Ну, а коли брат Фиделис знаком с лекарским делом, подумал он при этом, то мог бы подсобить в приготовлении снадобий. Небось и сам бы не отказался чему-нибудь новому поучиться. А где есть общее дело, глядишь, и общий язык найдется, хотя бы и с немым.
Брат Фиделис неустанно заботился о больном: он приносил еду, кормил его, умывал, брил и находился бы при нем неотлучно, если бы Хумилис сам время от времени не отсылал его подышать свежим воздухом или в церковь, на службу, помолиться Господу за них обоих. За эти пару дней, по мере того как Хумилису становилось лучше, он все чаще приказывал Фиделису пойти отдохнуть, и тот безропотно ему повиновался. Рана затягивалась, она больше не гноилась и подсыхала благодаря целебному действию свежеприготовленных снадобий. Фиделис с радостью видел, что дело медленно, но верно идет на поправку. Исполненный благодарности, он помогал Кадфаэлю делать перевязки, не меняясь в лице при виде изувеченного тела, — беда Хумилиса не была для него тайной.

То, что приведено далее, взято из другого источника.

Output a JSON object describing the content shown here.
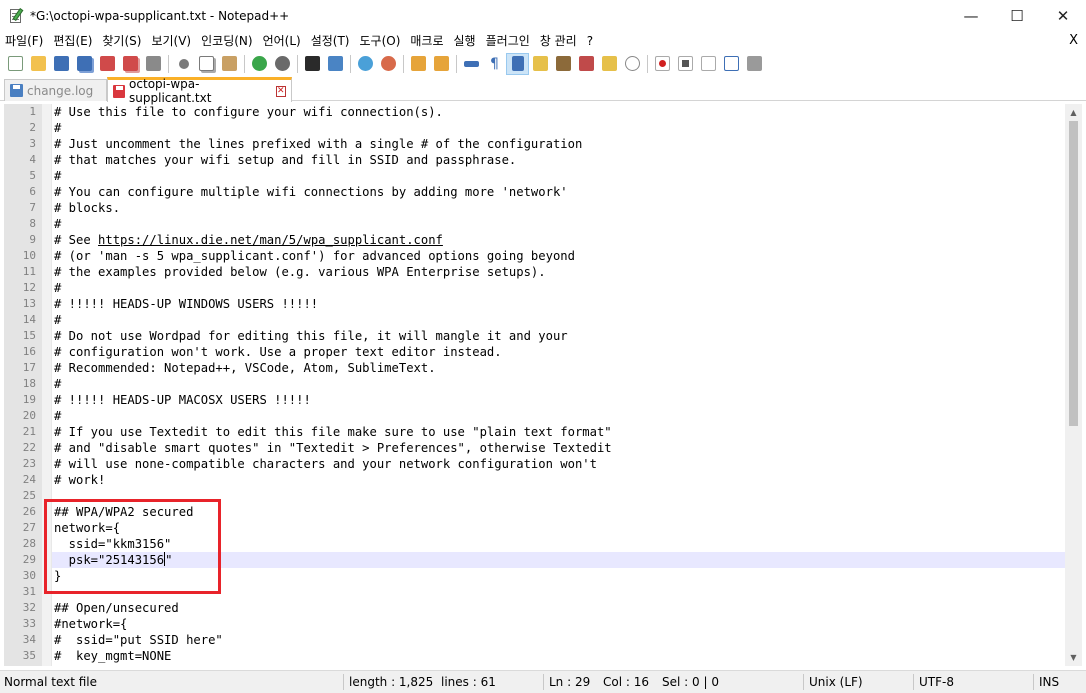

Кто же он? Преданный слуга семьи? Родной сын, как предположил Эдмунд? А может, просто случайно повстречавший Хумилиса молодой монах, очарованный его благородством и мужеством и решивший остаться с ним до конца? Сколько Кадфаэль ни ломал над этим голову, он не мог найти ответа. Молодость порой способна на поразительное самопожертвование, готова отдавать все свои силы и лучшие годы жизни во имя любви, не требуя ничего взамен.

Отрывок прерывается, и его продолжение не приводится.